3. Endotoxin Testing (LAL Test)
Endotoxins are bacterial toxins that can cause fever, inflammation, and worse. The Limulus Amebocyte Lysate (LAL) test measures these. You want to see:
• <5 EU/mg — Standard acceptable level
• <1 EU/mg — Even better
If there's no endotoxin data on the COA, that's a yellow flag. For injectable peptides especially, this test is non-negotiable.
4. Heavy Metals / Residual Solvents
Some synthesis processes use chemicals like TFA (trifluoroacetic acid), DMF, or acetonitrile. A good COA will show residual solvent testing with levels well below safety thresholds. Heavy metals (lead, mercury, arsenic) should be tested and below USP limits.
No solvent or metals data? Another flag.
5. Appearance / Physical Description
Should match what you received. White to off-white lyophilized powder is standard for most peptides. If the COA says white powder but you got a yellow cake, something happened between lab and delivery.
6. Water Content (Karl Fischer)
Lyophilized peptides should have very low moisture content — typically <5%. High moisture means potential degradation and shorter shelf life.

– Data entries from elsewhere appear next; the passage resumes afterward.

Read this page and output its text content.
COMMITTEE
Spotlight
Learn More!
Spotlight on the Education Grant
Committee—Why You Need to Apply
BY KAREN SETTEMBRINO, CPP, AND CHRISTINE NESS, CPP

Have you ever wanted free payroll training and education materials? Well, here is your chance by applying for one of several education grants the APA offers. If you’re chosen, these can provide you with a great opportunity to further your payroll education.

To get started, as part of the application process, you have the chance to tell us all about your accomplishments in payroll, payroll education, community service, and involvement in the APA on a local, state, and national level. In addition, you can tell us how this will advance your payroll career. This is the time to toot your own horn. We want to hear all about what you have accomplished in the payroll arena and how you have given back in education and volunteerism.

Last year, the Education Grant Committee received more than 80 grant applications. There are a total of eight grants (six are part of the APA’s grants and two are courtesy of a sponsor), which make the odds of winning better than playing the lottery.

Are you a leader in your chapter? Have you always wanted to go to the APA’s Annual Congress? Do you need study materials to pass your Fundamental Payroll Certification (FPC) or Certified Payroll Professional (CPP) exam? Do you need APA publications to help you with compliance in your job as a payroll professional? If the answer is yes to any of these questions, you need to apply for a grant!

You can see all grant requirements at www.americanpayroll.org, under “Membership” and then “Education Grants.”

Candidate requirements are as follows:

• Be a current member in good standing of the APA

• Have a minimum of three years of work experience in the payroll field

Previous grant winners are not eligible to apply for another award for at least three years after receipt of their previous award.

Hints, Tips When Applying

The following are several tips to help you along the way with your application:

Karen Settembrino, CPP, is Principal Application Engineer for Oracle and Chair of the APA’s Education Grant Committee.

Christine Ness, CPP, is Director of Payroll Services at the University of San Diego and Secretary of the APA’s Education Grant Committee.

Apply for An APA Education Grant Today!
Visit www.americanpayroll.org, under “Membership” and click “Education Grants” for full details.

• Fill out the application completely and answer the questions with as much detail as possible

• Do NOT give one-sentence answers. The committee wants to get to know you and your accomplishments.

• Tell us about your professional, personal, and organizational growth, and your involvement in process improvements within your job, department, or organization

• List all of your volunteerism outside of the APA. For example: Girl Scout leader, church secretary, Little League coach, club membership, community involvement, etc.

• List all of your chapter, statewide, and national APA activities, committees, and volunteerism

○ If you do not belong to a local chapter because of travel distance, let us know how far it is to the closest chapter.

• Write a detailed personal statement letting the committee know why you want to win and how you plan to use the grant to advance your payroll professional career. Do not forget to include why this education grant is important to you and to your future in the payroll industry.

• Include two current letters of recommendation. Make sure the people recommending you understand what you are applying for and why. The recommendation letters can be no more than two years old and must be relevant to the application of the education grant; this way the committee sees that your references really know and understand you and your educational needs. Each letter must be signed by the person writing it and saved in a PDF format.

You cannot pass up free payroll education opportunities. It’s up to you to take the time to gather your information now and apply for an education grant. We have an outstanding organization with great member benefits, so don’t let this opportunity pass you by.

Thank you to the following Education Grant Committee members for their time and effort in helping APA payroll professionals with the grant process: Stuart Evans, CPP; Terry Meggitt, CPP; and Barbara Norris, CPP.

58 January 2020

Red Flags That Mean a Vendor Is Sketchy
• No batch number on the COA. A generic COA that applies to "all batches" is worthless. Every batch varies.
• Suspiciously round numbers. Purity of exactly 99.00%? Every single test at the exact threshold? Real lab data has decimals and variation.
• No lab name or accreditation. Who ran these tests? A reputable COA includes the testing lab, analyst name or ID, and date.
• Missing tests. A COA with only purity and nothing else? That's a half-done job.
• COA doesn't match your batch/lot number. Always cross-reference.
• They won't provide one at all. This is the biggest red flag of them all.
If a vendor won't provide a COA, run. Not walk. Run. There is zero legitimate reason for a peptide vendor to withhold testing data. None. "We're waiting on the lab" for more than a few days is an excuse. "We don't do third-party testing" is a confession.
How to Request a COA
Email the vendor with your order number and ask for the COA specific to your batch/lot number. A good vendor will have it available on their website or send it within 24 hours. Some will even include it in the package.
Third-Party Testing
If you really want to verify, you can send a sample to an independent lab for testing. Companies like Janoshik and others offer peptide testing services. It costs money, but it's the gold standard for verification.
The COA isn't just paperwork. It's the difference between knowing what you have and guessing. Read it every time.